Im November 2010 veröffentlichte der Journalist Allan Nairn dann geheime Regierungsakten, die zeigen, dass die indonesische Spezialeinheit Kopassus Morde und Entführungen begeht, Kirchen angreift und zivile Dissidenten ausdrücklich zu ihrem Feind erklärt. Das indonesische Militär hat seit der Inbesitznahme West-Papuas 1963 mutmaßlich zehn- bis hunderttausende Zivilisten getötet. Die Regierung versucht West-Papua für aussenstehende abzuriegeln. Für Ausländische Journalisten ist die Einreise seit 2003 verboten.

Die in den Regierungsakten enthaltene Liste von »feindlichen« Personen führt u.a. den Vorstand der Baptistenkirche Papua, Studentenführer, Rechtsanwälte, lokale Abgeordnete und weitere Kreise der Zivilgesellschaft.

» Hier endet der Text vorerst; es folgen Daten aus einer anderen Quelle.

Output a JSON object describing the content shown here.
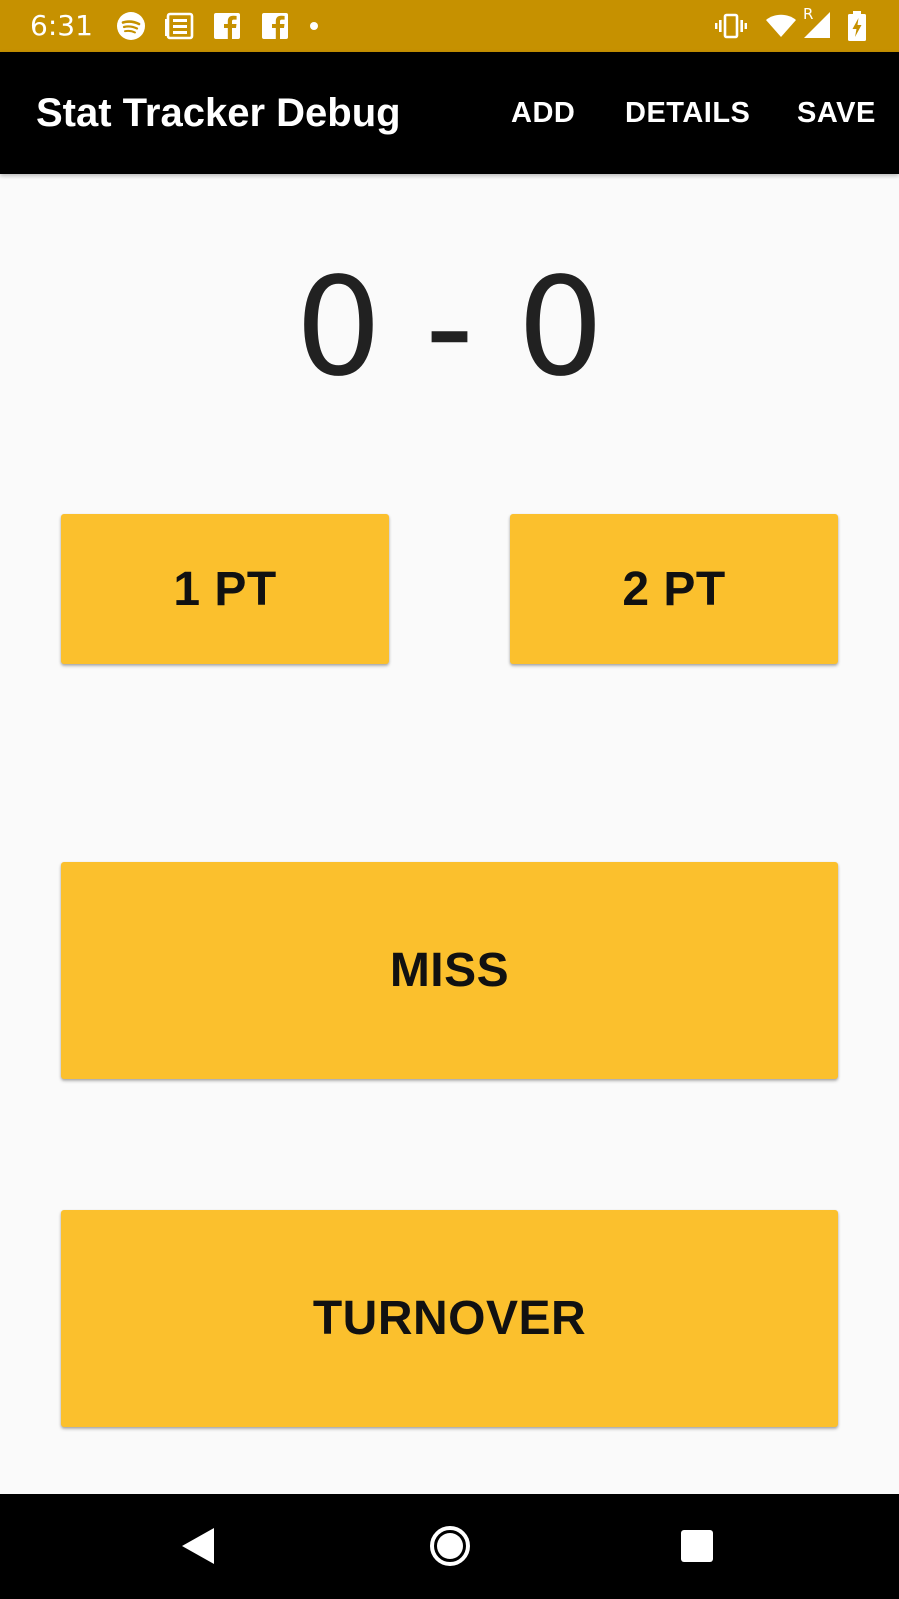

Sie werden unter Druck gesetzt durch ständige sichtbare Überwachung und regelmäßige Morddrohungen. Die Überwachung wird ausserdem auf die ganze Bevölkerung ausgedehnt, indem ein geheimes Netzwerk von Informanten aufgebaut wird, das Bericht erstattet, wenn Unabhängigkeitsanhänger Mobiltelefone kaufen oder Autos mieten.

Kontext

Die politische Unterdrückung und ökonomische Ausbeutung innerhalb eines Landes durch andere Teile des Landes wird innerer Kolonialismus genannt. West-Papuas natürliche Vorkommen werden abgebaut und fortgebracht, ohne dass dessen Bevölkerung an den Erträgen teilhat. Nach der Annexion Papuas durch Indonesien wurden die technischen Anlagen vor Ort demontiert und auf die Insel Java gebracht, Bücher über Papua wurden verbrannt und das Wort Papua wurde verboten. Java ist die politisch und kulturell vorherrschende Insel Indonesiens mit der Hauptstadt Jakarta. Das Prinzip des inneren Kolonialismus ist zum Beispiel auch aus der Geschichte Pakistans bekannt: Das heutige Bangladesch war bis 1971 Teil Pakistans, spaltete sich aber nach jahrzehntelanger Unterdrückung und Ausbeutung durch den Teil, der das heutige Pakistan ausmacht, ab.

Indonesien kämpft seit seiner Gründung mit Zerfallserscheinungen. Der Staat, bestehend aus über 17.000 Inseln über eine Ausdehnung von 1800 mal 5000km, ist schwer zusammenzuhalten. Nicht selten ist dafür Gewalt nötig. Über die symbolische Bedeutung West-Papuas für Indonesien als äußerste Provinz im Osten hinaus ist es für die javanische Wirtschaft und den indonesischen Staat von sehr großer wirtschaftlicher Bedeutung, denn es ist reich an Metallen (darunter die größte Goldmine der Welt), Erdgas, Erdöl, Holz und frisch gerodetem Ackerland. Ganz ähnlich ist die Situation auch in der westlichsten Provinz Aceh auf der Insel Sumatra – auch hier gibt es Unabhängigkeitsbestrebungen und große Bodenschätze. Den Präzedenz- und, für Indonesiens Zentralgewalt, Angstfall hat Ost-Timor geschaffen. 1997 wurde es als souveräner Staat international anerkannt, nach jahrzehntelangen Abspaltungsbestrebungen und einem besonders blutigen Unabhängigkeitskrieg mit der indonesischen Staatsgewalt.